Talking about defenses against attackers with possession of the device, you might notice that even if you still someone’s Blackberry, you’re not home free to getting the data off of it.
It wipes the data if you try the wrong password 10 times. So assuming the user didn’t have its native encryption turned on (articles seem to imply that Mr Downing Street Casanova didn’t), you still have to have 0day to beat the lock, or else you have to open it up to take the flash off the board (anyone know how easy/hard this is?). I have heard from friends who play with this sort of thing that Blackberries don’t have JTAG exposed.
I have a dumb question. Why isn’t encryption built-in with no option to enable or disable it? There’s an easy way to add encryption at the factory.
I’m looking at this teardown of the Blackberry 8700. It has an Intel PXA (was XScale) processor with NOR flash and SDRAM in the same package. So, when you install the OS for the first time in the factory, it would create a random encryption key and all data that was written to the external, bulk storage flash could be encrypted with it. That key would then be encrypted with the default password (“password”?) and written to the internal flash.

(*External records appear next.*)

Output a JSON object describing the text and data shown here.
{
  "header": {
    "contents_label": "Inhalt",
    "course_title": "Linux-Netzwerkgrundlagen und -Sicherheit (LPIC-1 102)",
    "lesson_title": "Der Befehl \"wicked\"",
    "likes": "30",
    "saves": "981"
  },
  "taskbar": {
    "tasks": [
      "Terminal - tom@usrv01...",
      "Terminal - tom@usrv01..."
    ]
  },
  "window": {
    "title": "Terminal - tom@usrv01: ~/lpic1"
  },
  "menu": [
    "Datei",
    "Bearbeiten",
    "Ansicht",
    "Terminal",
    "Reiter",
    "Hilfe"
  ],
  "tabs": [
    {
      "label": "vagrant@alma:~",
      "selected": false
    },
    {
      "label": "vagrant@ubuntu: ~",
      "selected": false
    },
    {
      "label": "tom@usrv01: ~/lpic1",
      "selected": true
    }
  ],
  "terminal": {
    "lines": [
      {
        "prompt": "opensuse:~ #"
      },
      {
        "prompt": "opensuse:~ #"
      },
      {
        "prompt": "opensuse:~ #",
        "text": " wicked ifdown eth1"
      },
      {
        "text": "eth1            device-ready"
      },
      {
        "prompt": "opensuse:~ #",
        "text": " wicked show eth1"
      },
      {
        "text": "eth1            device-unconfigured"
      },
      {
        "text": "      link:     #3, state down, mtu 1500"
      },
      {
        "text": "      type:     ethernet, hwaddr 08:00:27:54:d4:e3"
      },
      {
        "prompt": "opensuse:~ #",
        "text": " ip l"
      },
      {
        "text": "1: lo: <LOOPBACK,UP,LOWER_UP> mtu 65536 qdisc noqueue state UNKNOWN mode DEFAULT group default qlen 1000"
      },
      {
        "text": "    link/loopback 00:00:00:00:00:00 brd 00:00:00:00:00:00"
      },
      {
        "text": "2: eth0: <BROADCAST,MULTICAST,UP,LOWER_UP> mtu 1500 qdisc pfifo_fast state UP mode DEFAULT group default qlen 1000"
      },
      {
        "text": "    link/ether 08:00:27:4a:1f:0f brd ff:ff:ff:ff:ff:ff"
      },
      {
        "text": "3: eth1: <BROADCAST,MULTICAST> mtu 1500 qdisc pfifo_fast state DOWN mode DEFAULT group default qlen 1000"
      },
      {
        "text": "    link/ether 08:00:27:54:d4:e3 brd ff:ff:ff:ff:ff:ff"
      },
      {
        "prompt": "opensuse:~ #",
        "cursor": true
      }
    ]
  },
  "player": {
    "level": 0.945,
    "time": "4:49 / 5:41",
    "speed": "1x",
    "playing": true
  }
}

When a user took delivery of the device, they could change the password and thus the encrypted key. As long as no one had dumped the internal NOR flash before the user set a password, the original key would just be decrypted with the default and re-encrypted with the new passphrase. If the user was paranoid, they could request re-encryption of all the data under a new key instead.
Some day that will be expected of manufacturers. As for attacking a Blackberry today, it’s likely that the device does not auto-lock and require a password so you can transfer data off it just like the user would. To catch dumb thieves, it would probably suffice to review Blackberry server logs for outgoing messages.
For hardware attacks, it seems the external flash is NOR as well. That is not as cheap as NAND so it’s possible they execute directly out of it. If that’s the case, pick a binary and patch it to get root.
I may be talking out of a random orifice, but I would guess encryption is not universal because it hurts performance too much on system with a 300 MHz processor.
How easy is it to patch flash without JTAG?
Company Blackberries do have required passwords and auto-lock screens (mine locked after 1 minute inactivity, or as soon as I put it in holster). I think the ‘consumer’ variety don’t do that, but I’ve never had one so I’m not sure.
I have another explanation why encryption is not universal. Data recovery when user has lost his/her passphrase/password. And he will forget it, believe me. Then either you provide a trapdoor (and then we are back to initial place from the point of view of hacker) or he will definitively loose his/her data.
Law 6: You are the weakest link. Handling of passwords are a difficult task.